The route itself was about as flat as you could hope for, although the sting in the tail was at the end. BUt since the whole objective was to be a charity cycle there was a big emphasis on keeping the group together, so it was very stop/start. (starting at 10:30 I thought we would be back around 3PM, taking it handy. As it was it was 5PM). But in between stops we were let tip away at our pace, so it was nice to be closer to the front than the back for a cycle . There was a bunch of maybe 10 club cyclists straining at the leash, and they broke away from the group, finding the “bursty” nature hard to handle. But since the sun was shining and it was a charity event we decided we were happy enough to stay with the group.

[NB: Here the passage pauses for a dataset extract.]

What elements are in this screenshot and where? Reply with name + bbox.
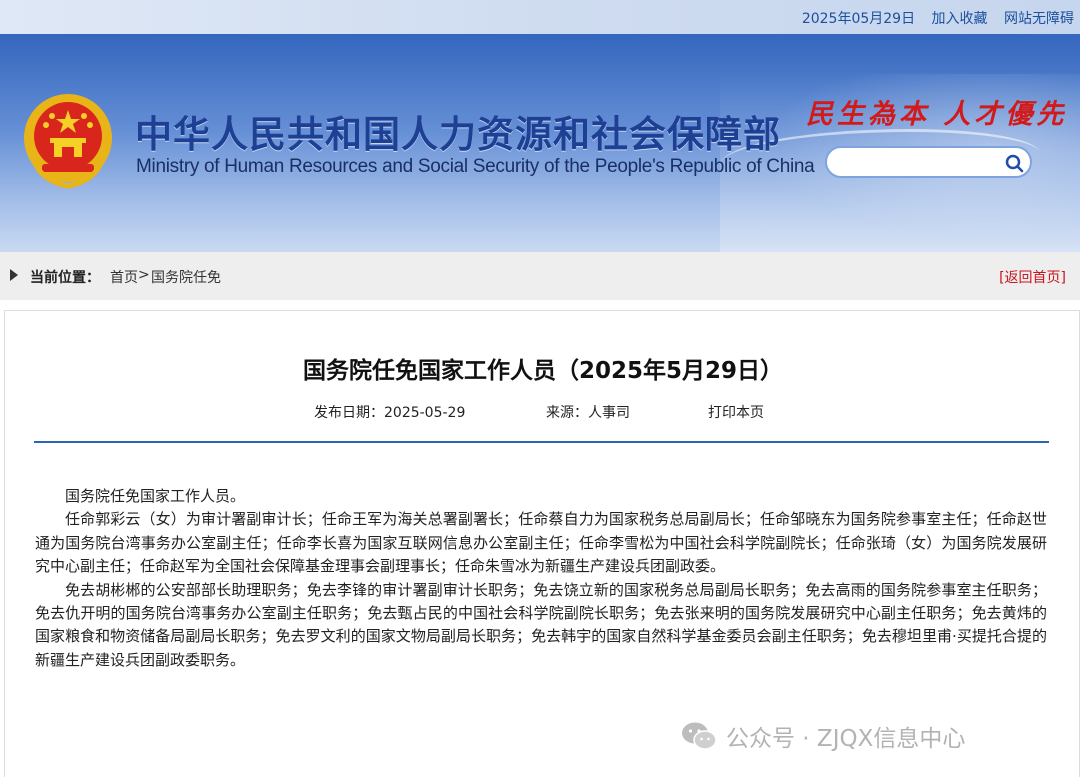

The organisation for the event was very good, there was plenty of support cars, motorbikes and vans , and no shortage of water or food. It might be worth catering for a higher speed spin next year, but given the majority of people hadn’t covered a fraction of the distance before, the slower pace was definteily the way to go for the first event. It was great to see a turn out of people just turning up on whatever bikes they had or could borrow, and it was a massive effort for some. It actually highlighted the progress we’ve made over the last few months, in that I was able to take a few turns and for once even help pull a few up the odd drag.
As for us, we really enjoyed it, the weather made it really enjoyable, and given that we pushed the pace a few times (Mike especially was at the front constantly during the day), we were surprisingly fresh by the end (although I didn’t really enjoy the last 2 climbs, but nothing new there!). I was surprised by how high my heart rate was at times, especially when i wasn’t under a lot of pressure, but given how quickly it recovered I’m taking that as a sign of improvement.